Le bureau des impôts néerlandais écope d’une amende record pour utilisation de données personnelles
L’autorité néerlandaise chargée de la protection des données, la DDPA, a infligé une amende de 3,7 millions d’euros au bureau national des impôts pour son utilisation des données personnelles, dans une affaire qui pourrait avoir des répercussions sur l’utilisation des algorithmes et de l’intelligence artificielle (IA) dans le profilage social.
L’affaire porte sur l’utilisation d’algorithmes par l’administration fiscale et douanière (TCA) pour réduire les paiements frauduleux de l’aide sociale à l’enfance.
Il a été révélé en 2018 que les autorités fiscales des Pays-Bas avaient utilisé un algorithme pour créer des profils de risque des utilisateurs demandant des allocations familiales.
Dans le but de réduire la fraude, l’algorithme a été utilisé pour créer une liste noire, ou dispositif de signalisation des fraudes (FSV), qui a servi à infliger des pénalités aux familles sur la base d’indicateurs de risque.

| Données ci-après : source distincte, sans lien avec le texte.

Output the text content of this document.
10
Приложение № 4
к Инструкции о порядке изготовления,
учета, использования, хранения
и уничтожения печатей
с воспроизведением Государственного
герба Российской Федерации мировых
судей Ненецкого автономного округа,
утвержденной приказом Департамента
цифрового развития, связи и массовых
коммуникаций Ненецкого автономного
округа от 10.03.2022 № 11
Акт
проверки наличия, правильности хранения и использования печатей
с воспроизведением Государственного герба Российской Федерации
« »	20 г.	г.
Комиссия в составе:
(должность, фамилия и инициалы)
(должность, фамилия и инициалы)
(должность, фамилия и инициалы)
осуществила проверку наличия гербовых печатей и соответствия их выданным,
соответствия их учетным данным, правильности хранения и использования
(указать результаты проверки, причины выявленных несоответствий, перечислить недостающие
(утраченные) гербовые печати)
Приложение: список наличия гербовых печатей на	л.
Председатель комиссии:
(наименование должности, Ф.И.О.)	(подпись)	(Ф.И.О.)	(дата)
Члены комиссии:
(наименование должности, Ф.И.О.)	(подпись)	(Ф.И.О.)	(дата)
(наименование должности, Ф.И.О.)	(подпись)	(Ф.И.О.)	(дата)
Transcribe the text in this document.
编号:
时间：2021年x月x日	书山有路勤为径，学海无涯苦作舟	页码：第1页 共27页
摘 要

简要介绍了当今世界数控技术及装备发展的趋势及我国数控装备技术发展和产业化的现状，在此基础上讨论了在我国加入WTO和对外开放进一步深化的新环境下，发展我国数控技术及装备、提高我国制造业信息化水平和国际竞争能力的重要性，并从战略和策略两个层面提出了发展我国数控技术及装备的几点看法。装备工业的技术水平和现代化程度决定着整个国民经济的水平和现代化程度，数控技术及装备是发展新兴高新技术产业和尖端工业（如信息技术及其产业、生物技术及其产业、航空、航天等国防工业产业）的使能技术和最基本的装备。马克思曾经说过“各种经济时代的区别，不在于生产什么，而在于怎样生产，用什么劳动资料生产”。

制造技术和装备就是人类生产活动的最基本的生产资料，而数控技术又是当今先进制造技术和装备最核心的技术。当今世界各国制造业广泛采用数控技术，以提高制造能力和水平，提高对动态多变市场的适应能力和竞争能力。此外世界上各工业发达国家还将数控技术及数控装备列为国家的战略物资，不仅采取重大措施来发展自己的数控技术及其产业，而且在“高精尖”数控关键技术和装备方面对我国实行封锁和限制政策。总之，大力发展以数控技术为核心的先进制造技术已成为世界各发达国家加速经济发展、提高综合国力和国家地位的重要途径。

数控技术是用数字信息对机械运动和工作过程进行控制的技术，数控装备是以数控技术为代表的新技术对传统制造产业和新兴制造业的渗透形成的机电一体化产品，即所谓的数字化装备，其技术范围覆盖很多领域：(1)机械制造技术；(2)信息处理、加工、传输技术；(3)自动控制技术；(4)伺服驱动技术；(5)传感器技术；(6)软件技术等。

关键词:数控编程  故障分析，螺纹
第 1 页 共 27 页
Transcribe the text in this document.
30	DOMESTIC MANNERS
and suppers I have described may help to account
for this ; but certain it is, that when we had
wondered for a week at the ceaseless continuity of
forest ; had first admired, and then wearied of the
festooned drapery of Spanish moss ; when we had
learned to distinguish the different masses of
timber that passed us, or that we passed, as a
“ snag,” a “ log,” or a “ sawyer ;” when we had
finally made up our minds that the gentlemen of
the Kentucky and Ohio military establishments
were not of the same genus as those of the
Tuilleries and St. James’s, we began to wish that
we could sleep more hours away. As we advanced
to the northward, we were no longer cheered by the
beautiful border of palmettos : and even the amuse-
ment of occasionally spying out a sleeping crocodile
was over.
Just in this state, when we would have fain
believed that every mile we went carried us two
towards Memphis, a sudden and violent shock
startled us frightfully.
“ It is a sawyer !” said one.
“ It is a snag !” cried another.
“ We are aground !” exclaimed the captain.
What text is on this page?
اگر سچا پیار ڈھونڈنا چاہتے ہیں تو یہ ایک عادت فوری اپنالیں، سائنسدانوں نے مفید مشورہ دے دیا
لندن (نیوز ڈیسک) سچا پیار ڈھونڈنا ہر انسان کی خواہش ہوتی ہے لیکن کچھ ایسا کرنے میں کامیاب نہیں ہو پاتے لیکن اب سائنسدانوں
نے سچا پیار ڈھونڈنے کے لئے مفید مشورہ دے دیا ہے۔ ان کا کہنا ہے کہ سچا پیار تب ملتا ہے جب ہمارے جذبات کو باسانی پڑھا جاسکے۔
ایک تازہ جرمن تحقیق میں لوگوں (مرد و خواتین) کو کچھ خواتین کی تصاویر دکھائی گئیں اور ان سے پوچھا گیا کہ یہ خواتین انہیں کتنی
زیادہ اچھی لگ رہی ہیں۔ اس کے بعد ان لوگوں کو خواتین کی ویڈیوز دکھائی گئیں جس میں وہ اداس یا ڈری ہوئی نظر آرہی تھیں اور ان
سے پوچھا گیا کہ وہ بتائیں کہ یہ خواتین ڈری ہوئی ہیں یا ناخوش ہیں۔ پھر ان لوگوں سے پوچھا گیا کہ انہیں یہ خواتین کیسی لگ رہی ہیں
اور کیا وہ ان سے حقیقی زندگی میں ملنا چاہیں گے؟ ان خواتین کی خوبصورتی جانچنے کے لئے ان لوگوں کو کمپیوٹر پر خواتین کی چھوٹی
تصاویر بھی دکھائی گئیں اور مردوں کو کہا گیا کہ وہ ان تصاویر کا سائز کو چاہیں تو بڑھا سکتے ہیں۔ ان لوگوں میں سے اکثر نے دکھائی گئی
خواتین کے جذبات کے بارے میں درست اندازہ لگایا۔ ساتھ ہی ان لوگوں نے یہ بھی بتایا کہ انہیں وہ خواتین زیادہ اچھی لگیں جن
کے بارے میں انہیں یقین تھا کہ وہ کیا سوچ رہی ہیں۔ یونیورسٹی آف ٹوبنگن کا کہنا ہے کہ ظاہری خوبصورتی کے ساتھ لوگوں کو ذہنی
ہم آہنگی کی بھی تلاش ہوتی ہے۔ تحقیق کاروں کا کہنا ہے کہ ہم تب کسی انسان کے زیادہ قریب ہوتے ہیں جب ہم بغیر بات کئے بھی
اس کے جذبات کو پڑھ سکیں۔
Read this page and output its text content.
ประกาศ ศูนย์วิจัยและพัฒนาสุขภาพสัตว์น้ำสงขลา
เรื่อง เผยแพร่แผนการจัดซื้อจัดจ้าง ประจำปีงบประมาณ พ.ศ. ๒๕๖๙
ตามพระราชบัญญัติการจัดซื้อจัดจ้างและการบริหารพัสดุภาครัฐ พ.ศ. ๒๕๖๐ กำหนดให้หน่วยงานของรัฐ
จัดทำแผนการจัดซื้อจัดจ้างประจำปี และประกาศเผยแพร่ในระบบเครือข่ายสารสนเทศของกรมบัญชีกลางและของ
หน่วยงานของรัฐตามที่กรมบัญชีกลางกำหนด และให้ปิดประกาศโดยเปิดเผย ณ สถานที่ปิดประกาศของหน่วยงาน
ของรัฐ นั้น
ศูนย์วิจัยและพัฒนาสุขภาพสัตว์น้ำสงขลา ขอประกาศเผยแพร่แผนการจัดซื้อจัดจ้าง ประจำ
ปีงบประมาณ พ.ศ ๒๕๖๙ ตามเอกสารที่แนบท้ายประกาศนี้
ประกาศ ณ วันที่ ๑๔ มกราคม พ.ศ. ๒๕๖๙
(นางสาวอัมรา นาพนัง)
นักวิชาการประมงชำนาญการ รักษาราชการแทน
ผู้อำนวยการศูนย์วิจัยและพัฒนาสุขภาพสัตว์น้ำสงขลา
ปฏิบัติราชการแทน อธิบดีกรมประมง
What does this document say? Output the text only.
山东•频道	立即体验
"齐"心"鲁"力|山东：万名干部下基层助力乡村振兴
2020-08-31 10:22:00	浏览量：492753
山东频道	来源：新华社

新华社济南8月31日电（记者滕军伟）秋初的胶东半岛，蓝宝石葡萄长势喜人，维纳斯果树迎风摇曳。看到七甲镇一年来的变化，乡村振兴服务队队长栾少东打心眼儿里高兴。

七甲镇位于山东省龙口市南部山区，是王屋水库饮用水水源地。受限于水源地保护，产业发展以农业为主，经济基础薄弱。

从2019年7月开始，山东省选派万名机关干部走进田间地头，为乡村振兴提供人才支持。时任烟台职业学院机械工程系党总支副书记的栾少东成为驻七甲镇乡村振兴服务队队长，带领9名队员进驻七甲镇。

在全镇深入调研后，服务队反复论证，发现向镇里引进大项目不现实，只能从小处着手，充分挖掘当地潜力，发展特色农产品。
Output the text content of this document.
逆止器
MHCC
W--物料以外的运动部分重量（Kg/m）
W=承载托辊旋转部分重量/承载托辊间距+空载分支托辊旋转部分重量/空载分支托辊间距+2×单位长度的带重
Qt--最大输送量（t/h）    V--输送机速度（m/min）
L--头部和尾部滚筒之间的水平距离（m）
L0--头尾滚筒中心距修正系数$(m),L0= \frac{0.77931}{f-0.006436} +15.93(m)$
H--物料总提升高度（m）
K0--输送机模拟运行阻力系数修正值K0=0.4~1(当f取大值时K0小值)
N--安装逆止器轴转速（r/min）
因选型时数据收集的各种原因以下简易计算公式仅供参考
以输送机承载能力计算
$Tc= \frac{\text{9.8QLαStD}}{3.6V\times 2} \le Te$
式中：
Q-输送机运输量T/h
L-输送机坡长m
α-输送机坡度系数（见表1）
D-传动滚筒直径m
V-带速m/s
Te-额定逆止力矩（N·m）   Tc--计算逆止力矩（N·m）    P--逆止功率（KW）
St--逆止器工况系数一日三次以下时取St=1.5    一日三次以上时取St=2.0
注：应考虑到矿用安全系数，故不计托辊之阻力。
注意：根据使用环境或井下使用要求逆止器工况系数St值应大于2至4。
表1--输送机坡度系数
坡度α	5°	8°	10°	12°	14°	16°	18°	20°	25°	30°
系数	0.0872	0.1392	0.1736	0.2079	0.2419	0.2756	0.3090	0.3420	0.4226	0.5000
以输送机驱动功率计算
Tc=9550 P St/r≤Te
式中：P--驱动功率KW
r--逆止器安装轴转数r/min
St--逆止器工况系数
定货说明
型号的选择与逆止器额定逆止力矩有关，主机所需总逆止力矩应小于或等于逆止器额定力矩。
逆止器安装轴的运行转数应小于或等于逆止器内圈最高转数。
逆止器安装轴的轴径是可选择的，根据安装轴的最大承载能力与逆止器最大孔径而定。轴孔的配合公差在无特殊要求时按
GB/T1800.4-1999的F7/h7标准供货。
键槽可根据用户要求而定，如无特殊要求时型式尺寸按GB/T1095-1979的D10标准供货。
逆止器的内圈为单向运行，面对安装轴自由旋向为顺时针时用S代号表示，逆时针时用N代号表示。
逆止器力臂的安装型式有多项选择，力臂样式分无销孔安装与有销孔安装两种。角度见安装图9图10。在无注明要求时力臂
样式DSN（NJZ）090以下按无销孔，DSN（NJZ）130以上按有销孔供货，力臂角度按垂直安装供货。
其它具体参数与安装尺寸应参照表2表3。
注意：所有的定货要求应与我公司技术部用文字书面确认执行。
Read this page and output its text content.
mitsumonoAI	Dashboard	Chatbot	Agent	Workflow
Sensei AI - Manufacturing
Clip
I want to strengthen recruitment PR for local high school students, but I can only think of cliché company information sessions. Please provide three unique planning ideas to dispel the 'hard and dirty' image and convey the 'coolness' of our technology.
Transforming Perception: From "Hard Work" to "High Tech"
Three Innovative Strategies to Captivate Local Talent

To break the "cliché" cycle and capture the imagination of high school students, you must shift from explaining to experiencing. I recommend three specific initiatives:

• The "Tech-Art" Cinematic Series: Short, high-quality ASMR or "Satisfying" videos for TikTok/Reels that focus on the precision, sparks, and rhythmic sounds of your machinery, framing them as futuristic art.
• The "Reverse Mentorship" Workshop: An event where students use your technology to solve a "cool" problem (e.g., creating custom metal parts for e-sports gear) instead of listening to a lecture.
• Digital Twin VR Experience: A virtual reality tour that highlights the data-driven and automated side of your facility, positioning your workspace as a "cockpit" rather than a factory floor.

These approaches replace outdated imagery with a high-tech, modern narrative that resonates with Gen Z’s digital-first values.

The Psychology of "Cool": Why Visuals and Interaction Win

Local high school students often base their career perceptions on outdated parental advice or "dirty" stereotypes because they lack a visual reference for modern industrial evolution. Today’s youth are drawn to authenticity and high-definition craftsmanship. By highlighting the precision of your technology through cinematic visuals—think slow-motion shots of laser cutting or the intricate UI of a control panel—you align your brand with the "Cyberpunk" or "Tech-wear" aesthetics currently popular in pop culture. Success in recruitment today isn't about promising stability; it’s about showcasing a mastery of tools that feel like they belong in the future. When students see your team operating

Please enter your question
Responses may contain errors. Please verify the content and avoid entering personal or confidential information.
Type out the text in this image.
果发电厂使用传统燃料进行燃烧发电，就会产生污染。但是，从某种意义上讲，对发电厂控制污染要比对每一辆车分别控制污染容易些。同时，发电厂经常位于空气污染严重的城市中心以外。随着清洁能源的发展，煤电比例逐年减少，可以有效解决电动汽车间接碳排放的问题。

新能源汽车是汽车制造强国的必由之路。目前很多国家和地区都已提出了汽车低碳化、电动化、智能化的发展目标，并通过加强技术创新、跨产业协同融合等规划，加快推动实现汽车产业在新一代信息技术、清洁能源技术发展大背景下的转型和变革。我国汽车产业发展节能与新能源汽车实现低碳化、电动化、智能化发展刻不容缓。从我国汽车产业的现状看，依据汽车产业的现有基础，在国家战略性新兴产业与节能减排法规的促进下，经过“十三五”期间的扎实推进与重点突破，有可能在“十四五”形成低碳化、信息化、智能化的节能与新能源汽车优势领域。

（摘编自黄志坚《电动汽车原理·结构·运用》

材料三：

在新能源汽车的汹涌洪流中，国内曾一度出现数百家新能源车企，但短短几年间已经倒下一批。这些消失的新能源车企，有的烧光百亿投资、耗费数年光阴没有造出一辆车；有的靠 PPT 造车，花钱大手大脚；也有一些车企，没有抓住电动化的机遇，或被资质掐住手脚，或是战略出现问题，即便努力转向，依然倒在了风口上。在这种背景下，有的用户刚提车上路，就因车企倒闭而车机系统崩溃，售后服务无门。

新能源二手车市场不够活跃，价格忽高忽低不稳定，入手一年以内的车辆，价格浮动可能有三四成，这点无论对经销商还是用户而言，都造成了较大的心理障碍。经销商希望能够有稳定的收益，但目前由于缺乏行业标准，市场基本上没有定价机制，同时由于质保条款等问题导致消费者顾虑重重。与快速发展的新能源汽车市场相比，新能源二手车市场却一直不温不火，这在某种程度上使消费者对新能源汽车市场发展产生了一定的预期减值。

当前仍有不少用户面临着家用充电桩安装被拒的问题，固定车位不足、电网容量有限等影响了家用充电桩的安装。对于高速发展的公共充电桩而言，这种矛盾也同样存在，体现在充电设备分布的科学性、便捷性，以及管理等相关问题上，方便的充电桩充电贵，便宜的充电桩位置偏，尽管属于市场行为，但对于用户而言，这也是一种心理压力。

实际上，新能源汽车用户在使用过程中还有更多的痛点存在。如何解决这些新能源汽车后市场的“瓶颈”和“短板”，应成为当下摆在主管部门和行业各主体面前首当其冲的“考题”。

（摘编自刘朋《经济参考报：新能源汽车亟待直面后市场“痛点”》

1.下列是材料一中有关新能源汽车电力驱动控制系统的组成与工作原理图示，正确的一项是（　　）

En conséquence, des dizaines de milliers de familles, dont beaucoup avaient de faibles revenus ou appartenaient à des minorités ethniques, ont été frappées de lourdes pénalités, sur la base d’une fausse suspicion de fraude.
L’affaire est devenue un scandale national, désigné sous le nom de « toeslagenaffaire », ou scandale des allocations familiales. Les retombées politiques ont également conduit à la démission du gouvernement précédent, en janvier 2021.
La DDPA a imposé une amende de 2,75 millions d’euros au bureau des impôts en 2021, pour « pratiques discriminatoires ».
Toutefois, elle vient d’infliger une nouvelle amende au bureau des impôts pour avoir enfreint le règlement général sur la protection des données.
Selon la DDPA, les données étaient souvent collectées sans fondement juridique approprié, les données personnelles étaient souvent erronées et des mesures n’étaient pas prises pour protéger la liste.
Le président de l’autorité, Aleid Wolfsen, a déclaré : « Avec la FSV, l’administration fiscale et douanière a violé les droits des 270 000 personnes figurant sur cette liste d’une manière sans précédent.
« Pendant plus de six ans, des personnes ont souvent été étiquetées à tort comme des fraudeurs, avec des conséquences désastreuses. Si vous étiez inscrit au FSV, certains ne bénéficient pas d’un arrangement de paiement ou n’ont pas droit à une restructuration de leur dette. Les autorités fiscales ont mis des vies sens dessus dessous avec le FSV », a déclaré Wolfsen.
Selon la DDPA, les employés des bureaux des impôts ont reçu pour instruction de fonder le risque de fraude en partie sur la nationalité et l’apparence des personnes.
« Avez-vous la nationalité turque, marocaine ou d’Europe de l’Est ? Dans ce cas, vous feriez l’objet d’un examen supplémentaire, sans raison valable, en raison de cette nationalité. Cette discrimination est inacceptable », a déclaré M. Wolfsen.
Cette affaire a suscité des inquiétudes quant à l’utilisation de l’IA et des algorithmes pour le profilage social. L’Union européenne a tenté d’y remédier par le biais d’une nouvelle loi qui vise à promouvoir l’utilisation éthique de l’IA.
Le projet de loi a été introduit en avril de l’année dernière, dans le but de favoriser la confiance des citoyens de l’UE dans la manière dont la technologie de l’IA est mise en œuvre.
« Aujourd’hui, nous voulons faire de l’Europe un exemple mondiale dans le développement d’une IA sûre, digne de confiance et centrée sur l’humain, et dans l’utilisation de celle-ci », a déclaré Margrethe Vestager, vice-présidente exécutive de la Commission européenne, lors de l’annonce du projet de loi l’année dernière.